Martyrs
- Died: March 23, 484 AD Hadrumetum, North Africa
- Venerated in: Roman Catholic Church, Orthodox Church
- Feast: March 23

= Victorian, Frumentius and Companions =

Martyrs of Hadrumetum and Carthage, 484

Victorian, Frumentius and Companions are venerated as Christian martyrs of the Roman Catholic Church and the Orthodox Church, as pre-Great Schism of 1054 martyrs. Prior to 1054 the term Catholic was more commonly in use, and is used below.They were killed at Hadrumetum in 484 by the Arian Vandals. Accounts of their martyrdom state that Huneric, King of the Vandals, began persecuting Catholic priests and virgins in 480, and by 484 began persecuting simple believers as well.
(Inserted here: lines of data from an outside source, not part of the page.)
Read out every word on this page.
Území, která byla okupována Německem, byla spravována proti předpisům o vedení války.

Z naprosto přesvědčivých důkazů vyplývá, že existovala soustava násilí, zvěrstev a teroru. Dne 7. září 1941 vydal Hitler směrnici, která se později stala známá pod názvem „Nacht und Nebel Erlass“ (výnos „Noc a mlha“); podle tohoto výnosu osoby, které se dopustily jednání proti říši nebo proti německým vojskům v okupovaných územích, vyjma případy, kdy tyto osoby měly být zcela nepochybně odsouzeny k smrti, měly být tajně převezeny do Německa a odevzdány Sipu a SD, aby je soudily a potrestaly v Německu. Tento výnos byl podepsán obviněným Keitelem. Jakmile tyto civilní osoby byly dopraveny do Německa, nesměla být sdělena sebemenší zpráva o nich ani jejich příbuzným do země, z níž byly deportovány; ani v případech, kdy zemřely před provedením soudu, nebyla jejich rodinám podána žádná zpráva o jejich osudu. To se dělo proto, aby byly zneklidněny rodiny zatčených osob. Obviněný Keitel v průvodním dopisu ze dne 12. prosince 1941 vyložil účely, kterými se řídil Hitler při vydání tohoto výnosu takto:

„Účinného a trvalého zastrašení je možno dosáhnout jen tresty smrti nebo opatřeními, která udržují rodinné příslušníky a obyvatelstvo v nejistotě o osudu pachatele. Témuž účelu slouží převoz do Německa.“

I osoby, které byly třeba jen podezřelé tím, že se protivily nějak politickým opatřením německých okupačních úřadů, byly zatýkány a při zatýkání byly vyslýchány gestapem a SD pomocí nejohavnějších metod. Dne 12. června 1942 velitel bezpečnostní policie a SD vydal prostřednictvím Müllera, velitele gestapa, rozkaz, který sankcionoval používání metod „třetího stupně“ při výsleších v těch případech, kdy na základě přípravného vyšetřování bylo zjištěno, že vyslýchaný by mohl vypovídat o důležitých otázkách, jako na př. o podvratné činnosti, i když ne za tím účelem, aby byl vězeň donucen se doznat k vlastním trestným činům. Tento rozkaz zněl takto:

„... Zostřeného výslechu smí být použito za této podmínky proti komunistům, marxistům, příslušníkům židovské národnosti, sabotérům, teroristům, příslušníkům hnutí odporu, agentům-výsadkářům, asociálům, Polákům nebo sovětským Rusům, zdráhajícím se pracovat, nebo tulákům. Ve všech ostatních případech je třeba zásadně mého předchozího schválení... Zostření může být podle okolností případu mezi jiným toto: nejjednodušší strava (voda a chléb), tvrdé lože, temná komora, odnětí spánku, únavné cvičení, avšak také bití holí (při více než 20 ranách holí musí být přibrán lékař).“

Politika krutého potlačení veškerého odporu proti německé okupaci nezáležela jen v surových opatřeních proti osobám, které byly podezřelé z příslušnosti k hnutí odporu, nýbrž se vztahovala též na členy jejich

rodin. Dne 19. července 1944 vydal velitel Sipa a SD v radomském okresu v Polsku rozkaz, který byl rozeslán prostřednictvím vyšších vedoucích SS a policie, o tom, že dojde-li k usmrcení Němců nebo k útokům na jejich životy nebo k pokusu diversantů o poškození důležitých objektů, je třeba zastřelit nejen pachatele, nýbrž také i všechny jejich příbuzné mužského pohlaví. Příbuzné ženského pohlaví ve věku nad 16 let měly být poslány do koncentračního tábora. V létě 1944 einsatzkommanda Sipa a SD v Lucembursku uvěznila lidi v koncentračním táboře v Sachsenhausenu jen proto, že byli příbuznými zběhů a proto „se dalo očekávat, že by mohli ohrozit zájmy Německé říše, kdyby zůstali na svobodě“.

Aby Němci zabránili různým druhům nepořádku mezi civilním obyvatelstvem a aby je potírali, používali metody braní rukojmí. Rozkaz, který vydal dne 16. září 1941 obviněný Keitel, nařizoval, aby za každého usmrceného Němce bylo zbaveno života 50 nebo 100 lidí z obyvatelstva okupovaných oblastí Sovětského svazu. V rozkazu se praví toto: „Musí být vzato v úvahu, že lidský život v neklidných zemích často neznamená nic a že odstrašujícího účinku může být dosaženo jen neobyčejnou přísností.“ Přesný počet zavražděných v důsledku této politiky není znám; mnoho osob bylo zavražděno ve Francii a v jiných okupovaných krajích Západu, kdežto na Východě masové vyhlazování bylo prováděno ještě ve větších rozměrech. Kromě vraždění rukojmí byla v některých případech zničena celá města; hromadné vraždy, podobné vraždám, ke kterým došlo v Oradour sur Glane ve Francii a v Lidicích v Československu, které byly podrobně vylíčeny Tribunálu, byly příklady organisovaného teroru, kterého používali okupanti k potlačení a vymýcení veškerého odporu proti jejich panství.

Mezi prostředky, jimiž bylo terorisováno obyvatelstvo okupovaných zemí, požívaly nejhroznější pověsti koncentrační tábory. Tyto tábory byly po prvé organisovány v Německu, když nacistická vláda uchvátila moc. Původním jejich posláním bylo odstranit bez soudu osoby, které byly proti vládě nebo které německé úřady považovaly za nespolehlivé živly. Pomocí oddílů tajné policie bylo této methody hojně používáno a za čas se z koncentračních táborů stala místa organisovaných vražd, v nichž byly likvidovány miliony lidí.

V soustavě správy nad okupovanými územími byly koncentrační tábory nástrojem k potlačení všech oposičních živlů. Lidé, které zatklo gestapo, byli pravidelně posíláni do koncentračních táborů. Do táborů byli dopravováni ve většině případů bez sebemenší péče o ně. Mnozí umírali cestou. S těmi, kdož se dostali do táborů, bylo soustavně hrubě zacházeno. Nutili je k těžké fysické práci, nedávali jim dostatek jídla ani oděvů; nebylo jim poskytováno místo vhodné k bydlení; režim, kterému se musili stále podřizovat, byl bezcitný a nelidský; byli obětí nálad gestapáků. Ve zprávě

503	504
Victorian was a wealthy Catholic of Hadrumetum who had been appointed proconsul by Hunneric. He served as an obedient administrator to the king until he was asked to convert to Arianism. Victorian refused and was tortured and killed.

The Roman Martyrology states that four other wealthy merchants were martyred on the same day as Victorian's death. Two were named Frumentius; they were merchants of Carthage. The other two were brothers of the city of Aquae Regiae, Byzacena, who were killed at Tabaia.